UCO (B. Schumacher group): Longevity assurance mechanisms and the DNA damage response
i. Objective of research: To characterize longevity assurance mechanisms in the DNA damage response.
ii. Current state of the art: DNA repair defects promote cancer development, impair developmental growth and accelerate ageing. The ageing process can be slowed and lifespan extended when the insulin-like signaling (IIS) is dampened. In C. elegans this leads to the activation of the FOXO transcription factor DAF-16 that promotes longevity. We have determined that IIS is downregulated in response to persistent DNA damage that blocks transcription and that the ensuing activation of DAF-16 promotes developmental growth and tissue maintenance when responding to DNA damage. The specific transcription response to DNA damage is determined by recognition of promoter elements by the GATA transcription factor EGL-27 that interacts with DAF-16. Using proteomics, phosphoproteomics and lipidomics, we recently provided a comprehensive assessment of processes that respond to persistent DNA damage in an organism. We found striking parallels between the alterations following UV-induced DNA damage and the proteome changes observed during natural ageing of C. elegans. The assessment of signaling mechanisms placed the IIS at the center of proteostatic and metabolic alteration in the DNA damage response.
iii. Research methodology and approach: We will investigate the role of signaling networks in the DNA damage response and in DNA damage-driven ageing. We will focus on elucidating the central role of DAF-16 in regulating the maintenance of tissues when DNA lesions persist. Our phosphor-proteome analysis indicates that several signaling pathways converge on the regulation of DAF-16. Indeed, reduced activity of the ERK1/2 MAPK mpk-1 results in exacerbated DAF-16 activity and elevated resistance to DNA damage (Bianco and Schumacher, unpublished) while the GATA EGL-27 is required for the DAF-16-mediated DNA damage response. The critical signaling pathways identified by phosphoproteomic network analysis are in addition to IIS the EGF- and AMPK-like pathways. We will use available genetic mutants that abrogate or constitutively activate IIS, EGF and AMPK signaling and determine the level of DAF-16 activation by following the kinetics of DAF-16::GFP nuclear translocalization in vivo. We will assess how the outcome of the DNA damage response is influenced by assessing developmental growth as well as adult tissue maintenance and lifespan. We will use chromatin-immunoprecipitation (ChIP) of DAF-16 to address how promoter binding might be affected by EGF and AMPK signaling. We will furthermore use established proteomics and lipidomics to test the consequences on metabolic alterations and the distinct processes we identified in the DNA damage response and that are implicated in regulating the ageing process including chromatin remodeling, autophagy, protein synthesis, folding and degradation, and fatty acid and glucose metabolism.

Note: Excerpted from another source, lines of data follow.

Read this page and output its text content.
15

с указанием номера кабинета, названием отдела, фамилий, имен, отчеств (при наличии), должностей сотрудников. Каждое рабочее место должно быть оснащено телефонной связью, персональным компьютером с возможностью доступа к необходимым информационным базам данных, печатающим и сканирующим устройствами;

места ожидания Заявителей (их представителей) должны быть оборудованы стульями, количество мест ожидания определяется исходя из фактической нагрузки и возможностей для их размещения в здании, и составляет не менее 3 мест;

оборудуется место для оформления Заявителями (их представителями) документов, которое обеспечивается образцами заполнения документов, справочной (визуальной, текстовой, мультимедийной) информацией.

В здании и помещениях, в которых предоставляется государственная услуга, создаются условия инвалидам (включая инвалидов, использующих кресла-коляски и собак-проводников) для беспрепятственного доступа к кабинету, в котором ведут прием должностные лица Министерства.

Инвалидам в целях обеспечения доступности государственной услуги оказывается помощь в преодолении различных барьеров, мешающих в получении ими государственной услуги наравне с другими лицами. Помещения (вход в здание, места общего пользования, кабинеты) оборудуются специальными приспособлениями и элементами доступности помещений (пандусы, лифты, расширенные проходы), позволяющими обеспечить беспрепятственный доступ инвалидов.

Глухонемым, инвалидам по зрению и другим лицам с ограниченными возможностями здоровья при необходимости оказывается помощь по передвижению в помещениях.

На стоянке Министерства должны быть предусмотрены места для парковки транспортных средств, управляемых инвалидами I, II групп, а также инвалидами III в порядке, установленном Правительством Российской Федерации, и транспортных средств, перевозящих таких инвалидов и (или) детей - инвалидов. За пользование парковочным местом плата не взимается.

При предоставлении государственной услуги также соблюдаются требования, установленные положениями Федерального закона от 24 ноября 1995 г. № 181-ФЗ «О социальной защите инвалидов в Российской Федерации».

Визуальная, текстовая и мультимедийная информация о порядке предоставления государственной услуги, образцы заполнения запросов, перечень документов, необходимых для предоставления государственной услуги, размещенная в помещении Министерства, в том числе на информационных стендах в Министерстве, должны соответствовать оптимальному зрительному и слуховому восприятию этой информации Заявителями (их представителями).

iv. Originality and innovative aspects of the ESR project: This project will provide targetable signaling pathways that modulate tissue maintenance and health during DNA damage-driven ageing.
v. Integration of the ESR project to the overall research program: Our ESR will assess the impact of genome instability on nutrient-sensing pathways (with the Auwerx group) and mitochondrial dysfunction (with Tavernarakis group) and with LXRepair for the application of miniaturized DNA repair assays in C. elegans.